Preface

This account of the founding of Singapore is based largely on Raffles’s unpublished private letters to the Governor-General and Commander-in-Chief in India, Francis, 1st Marquess of Hastings, preserved in the Bute Collection at Mount Stuart, Isle of Bute, Scotland. The letters are to be distinguished from Raffles’s official despatches to the Supreme Government in Bengal, his private letters to Charlotte Seymour, Duchess of Somerset, and other documents in the British Library, as well as letters to his agent, John Tayler, and Henry Petty-Fitzmaurice, 3rd Marquess of Lansdowne, in the National Library Singapore.

The part played by Hastings in the founding of Singapore and his relationship with Raffles are essential themes of the book. The text follows the chronological sequence of Raffles’s letters to him, but in order to provide an explanation of their contents there is a brief introductory account of Raffles’s attempts to extend British political influence in Sumatra since it was the rejection of these plans by Lord Hastings, and the adoption of an alternative policy of securing British power in the Straits of Melaka, which led to the founding of Singapore.

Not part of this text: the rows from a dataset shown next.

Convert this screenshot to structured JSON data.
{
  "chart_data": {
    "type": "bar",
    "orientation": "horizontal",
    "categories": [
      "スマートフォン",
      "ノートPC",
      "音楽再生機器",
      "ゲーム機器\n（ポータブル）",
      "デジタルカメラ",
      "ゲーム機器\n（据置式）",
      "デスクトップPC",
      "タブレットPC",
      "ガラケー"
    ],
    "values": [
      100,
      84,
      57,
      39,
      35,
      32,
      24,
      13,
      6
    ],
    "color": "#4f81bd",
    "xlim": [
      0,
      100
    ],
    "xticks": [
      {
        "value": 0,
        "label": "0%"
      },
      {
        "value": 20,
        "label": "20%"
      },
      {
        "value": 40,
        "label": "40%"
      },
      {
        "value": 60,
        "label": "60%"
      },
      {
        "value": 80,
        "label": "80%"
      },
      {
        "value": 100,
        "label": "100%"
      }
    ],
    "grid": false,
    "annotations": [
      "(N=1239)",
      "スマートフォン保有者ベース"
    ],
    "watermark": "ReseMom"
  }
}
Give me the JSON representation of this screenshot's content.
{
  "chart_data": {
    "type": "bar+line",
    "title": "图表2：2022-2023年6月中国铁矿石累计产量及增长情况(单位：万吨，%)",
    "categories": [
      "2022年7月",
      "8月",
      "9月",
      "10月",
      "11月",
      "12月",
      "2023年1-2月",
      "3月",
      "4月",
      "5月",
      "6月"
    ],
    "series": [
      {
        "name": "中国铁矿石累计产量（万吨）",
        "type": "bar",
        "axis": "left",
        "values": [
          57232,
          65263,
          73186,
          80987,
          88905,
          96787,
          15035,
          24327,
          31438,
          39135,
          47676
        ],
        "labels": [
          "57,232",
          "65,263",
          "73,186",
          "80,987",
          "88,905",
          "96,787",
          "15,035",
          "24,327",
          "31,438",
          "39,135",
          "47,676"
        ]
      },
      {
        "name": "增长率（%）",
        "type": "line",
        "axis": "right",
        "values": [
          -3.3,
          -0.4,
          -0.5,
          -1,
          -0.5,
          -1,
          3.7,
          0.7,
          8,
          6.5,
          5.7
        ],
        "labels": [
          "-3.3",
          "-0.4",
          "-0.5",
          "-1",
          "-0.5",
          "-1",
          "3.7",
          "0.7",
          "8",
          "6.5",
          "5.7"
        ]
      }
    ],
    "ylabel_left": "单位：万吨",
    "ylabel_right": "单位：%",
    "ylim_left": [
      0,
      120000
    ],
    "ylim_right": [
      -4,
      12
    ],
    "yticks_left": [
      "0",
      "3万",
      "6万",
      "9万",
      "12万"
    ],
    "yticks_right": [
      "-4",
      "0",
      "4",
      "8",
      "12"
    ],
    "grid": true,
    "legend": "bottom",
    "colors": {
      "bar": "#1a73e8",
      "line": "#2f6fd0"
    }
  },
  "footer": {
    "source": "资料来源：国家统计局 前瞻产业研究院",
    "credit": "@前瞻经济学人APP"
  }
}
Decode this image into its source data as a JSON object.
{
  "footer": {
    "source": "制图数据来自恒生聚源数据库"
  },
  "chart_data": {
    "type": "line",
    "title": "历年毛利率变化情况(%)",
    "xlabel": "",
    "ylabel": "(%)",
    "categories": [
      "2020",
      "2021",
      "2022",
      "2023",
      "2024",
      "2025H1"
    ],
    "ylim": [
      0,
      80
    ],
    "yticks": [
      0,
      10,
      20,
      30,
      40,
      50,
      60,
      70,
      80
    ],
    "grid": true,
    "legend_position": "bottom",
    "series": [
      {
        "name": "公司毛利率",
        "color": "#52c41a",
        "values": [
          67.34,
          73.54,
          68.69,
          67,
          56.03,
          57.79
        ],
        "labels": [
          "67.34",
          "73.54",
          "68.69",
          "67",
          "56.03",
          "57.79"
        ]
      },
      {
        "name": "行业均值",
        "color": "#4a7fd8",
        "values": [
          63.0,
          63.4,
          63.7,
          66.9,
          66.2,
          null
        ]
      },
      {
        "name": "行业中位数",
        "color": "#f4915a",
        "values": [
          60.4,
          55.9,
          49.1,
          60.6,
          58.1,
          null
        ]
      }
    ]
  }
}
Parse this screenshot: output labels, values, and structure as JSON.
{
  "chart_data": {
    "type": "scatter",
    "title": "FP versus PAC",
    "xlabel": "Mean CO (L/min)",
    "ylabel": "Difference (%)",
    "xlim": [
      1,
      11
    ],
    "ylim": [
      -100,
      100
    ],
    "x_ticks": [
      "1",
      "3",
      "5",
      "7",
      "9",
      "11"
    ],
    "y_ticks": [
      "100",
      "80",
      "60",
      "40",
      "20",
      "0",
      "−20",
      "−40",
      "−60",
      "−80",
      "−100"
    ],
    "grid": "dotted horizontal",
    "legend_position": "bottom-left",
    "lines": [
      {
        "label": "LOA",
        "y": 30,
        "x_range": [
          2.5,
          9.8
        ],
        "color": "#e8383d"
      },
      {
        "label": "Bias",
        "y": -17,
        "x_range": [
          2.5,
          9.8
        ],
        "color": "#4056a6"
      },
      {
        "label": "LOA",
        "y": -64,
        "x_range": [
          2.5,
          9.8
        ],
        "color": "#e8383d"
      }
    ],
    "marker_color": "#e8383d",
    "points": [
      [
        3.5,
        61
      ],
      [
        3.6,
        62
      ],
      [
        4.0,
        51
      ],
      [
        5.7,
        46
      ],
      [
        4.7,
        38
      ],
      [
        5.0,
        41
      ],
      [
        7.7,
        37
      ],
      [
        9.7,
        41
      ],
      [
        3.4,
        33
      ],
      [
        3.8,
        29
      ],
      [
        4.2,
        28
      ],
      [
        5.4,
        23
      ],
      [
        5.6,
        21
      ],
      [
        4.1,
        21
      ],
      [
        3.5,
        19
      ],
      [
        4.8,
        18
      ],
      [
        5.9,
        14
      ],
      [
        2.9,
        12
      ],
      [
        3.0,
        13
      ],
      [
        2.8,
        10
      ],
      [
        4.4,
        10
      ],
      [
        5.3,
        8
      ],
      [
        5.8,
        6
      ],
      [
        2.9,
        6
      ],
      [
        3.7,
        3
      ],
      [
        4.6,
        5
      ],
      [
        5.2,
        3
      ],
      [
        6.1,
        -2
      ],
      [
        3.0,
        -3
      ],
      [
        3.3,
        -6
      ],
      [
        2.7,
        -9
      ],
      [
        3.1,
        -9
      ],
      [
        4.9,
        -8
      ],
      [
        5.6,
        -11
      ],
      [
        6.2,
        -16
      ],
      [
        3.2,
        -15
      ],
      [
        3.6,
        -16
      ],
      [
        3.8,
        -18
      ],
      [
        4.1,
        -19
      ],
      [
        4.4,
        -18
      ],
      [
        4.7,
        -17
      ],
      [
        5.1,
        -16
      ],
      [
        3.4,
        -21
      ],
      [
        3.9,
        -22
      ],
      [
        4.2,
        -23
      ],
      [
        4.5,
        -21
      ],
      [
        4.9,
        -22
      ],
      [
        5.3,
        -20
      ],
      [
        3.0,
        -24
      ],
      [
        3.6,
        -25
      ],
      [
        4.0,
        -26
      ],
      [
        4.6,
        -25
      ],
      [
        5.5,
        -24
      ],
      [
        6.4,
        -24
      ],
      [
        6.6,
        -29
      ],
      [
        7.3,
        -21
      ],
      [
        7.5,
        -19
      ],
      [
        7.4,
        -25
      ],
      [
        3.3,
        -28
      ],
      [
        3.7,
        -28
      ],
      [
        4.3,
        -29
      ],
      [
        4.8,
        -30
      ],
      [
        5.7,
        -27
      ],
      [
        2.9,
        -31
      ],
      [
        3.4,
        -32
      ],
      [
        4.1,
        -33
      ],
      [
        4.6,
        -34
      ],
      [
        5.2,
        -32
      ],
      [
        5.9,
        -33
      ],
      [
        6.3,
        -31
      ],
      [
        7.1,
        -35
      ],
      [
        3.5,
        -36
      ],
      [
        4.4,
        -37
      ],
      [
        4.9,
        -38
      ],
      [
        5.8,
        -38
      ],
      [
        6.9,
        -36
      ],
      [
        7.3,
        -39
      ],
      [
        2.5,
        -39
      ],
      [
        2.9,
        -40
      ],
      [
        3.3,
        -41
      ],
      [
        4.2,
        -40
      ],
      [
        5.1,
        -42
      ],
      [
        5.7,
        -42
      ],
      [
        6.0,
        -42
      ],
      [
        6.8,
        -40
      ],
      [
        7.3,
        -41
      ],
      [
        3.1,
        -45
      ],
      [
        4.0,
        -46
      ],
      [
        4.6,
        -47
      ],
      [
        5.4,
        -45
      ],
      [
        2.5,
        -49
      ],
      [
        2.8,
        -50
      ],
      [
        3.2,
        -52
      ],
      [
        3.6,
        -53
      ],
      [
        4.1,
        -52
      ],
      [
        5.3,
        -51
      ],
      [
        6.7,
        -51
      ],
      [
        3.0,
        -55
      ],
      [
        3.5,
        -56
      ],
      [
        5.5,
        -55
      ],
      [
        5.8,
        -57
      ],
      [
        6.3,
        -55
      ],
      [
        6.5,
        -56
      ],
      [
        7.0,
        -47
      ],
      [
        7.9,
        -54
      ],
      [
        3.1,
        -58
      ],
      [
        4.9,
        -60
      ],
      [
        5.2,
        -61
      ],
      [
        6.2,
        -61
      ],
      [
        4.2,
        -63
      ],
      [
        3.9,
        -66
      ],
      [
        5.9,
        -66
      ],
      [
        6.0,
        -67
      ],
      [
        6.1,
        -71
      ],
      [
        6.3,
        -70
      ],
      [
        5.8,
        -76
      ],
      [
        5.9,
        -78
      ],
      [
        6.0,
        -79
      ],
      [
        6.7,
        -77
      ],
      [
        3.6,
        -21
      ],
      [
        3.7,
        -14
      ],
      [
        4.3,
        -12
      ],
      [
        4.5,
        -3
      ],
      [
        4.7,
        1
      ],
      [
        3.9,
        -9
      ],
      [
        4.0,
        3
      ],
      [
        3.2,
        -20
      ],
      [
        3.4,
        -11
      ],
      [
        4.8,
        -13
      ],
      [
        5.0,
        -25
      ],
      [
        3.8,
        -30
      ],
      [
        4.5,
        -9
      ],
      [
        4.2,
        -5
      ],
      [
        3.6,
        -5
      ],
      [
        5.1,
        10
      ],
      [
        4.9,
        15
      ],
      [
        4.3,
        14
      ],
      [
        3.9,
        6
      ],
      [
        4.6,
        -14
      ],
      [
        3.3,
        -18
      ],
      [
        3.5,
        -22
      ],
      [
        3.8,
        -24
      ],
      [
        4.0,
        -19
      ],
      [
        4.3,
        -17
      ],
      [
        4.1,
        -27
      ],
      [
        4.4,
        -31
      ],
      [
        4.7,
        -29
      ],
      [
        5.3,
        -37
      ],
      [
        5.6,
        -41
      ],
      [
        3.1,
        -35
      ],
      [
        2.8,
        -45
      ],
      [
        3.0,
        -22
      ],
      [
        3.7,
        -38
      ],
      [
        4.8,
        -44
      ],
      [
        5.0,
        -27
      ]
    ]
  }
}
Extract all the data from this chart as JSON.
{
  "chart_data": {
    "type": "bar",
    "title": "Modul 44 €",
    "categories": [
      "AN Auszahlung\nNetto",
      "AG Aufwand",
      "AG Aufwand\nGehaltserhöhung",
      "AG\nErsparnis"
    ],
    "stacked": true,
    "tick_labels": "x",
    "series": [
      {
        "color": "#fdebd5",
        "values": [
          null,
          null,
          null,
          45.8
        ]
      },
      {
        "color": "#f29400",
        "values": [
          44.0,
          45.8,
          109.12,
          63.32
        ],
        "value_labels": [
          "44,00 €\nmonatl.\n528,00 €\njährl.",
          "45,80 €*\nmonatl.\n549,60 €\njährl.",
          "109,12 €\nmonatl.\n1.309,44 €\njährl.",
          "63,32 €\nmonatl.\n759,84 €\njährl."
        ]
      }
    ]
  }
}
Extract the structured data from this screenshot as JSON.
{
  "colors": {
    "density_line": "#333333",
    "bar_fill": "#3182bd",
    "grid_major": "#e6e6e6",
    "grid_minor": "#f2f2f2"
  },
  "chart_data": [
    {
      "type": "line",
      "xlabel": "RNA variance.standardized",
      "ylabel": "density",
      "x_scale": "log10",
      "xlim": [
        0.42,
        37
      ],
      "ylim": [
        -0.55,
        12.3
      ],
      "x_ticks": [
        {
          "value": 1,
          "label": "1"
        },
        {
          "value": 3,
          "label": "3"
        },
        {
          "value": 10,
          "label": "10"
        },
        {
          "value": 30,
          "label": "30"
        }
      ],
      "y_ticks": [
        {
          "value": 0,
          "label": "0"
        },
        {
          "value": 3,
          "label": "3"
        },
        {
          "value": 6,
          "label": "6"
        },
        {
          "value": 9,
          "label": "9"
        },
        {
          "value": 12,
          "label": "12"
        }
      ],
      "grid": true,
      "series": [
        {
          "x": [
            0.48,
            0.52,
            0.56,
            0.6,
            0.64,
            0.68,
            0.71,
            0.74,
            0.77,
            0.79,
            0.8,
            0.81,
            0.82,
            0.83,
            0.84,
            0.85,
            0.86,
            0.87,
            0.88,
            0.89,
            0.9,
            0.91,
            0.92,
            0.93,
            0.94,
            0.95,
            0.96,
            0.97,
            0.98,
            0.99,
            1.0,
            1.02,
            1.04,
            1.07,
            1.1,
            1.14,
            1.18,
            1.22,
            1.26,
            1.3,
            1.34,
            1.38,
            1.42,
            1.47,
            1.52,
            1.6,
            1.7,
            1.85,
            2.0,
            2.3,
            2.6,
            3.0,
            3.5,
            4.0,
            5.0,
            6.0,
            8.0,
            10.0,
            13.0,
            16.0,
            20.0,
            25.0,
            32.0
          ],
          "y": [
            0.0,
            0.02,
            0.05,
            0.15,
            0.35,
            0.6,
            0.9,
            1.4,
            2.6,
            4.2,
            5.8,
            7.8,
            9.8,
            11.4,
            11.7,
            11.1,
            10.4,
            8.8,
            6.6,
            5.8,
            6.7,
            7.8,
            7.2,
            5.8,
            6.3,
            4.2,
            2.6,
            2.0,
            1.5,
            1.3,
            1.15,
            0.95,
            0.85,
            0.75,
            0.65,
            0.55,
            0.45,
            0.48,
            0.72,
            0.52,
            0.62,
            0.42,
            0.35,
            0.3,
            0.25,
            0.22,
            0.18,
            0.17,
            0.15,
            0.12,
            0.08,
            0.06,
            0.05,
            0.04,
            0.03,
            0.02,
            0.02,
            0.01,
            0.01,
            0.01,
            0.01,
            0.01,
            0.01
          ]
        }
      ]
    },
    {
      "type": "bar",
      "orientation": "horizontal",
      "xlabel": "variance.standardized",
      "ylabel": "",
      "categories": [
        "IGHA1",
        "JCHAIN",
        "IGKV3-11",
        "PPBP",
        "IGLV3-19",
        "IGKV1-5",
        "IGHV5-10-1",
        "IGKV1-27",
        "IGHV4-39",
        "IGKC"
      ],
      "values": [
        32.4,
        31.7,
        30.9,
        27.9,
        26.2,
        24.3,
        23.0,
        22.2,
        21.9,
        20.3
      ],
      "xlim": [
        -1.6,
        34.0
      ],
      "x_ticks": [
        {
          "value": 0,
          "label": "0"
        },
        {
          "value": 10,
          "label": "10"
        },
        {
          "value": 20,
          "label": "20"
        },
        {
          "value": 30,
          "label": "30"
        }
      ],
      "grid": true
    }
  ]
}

The book contains a good deal of original documentation, but it does not pretend to offer a comprehensive account of the founding of Singapore since it omits all reference to the correspondence between Lord Hastings and the Governor-General of the Netherlands India, Baron G.A.G.P. van der Capellen, as well as details of the protracted negotiations between the British and Netherlands governments which led to the Treaty of London in 1824 and the recognition of Singapore as a British possession. These subjects have been examined by the Dutch scholar P.H. van der Kemp in his numerous publications, and by Harry J. Marks in his monograph, The First Contest for Singapore 1819–1824 (The Hague, 1959).

I wish to thank John, Marquess of Bute, for granting me permission to publish Raffles’s private letters to the Marquess of Hastings in the Bute Collection at Mount Stuart, and Mr. Andrew McLean, former Head of Collections at Mount Stuart, and Miss Lynsey Nairn, Collections Assistant, for their help. I also wish to express my gratitude to the British Library for permission to quote from Raffles’s letters to Charlotte Seymour, Duchess of Somerset, and the National Library Singapore for permission to publish Raffles’s letters to Lord Lansdowne and John Tayler.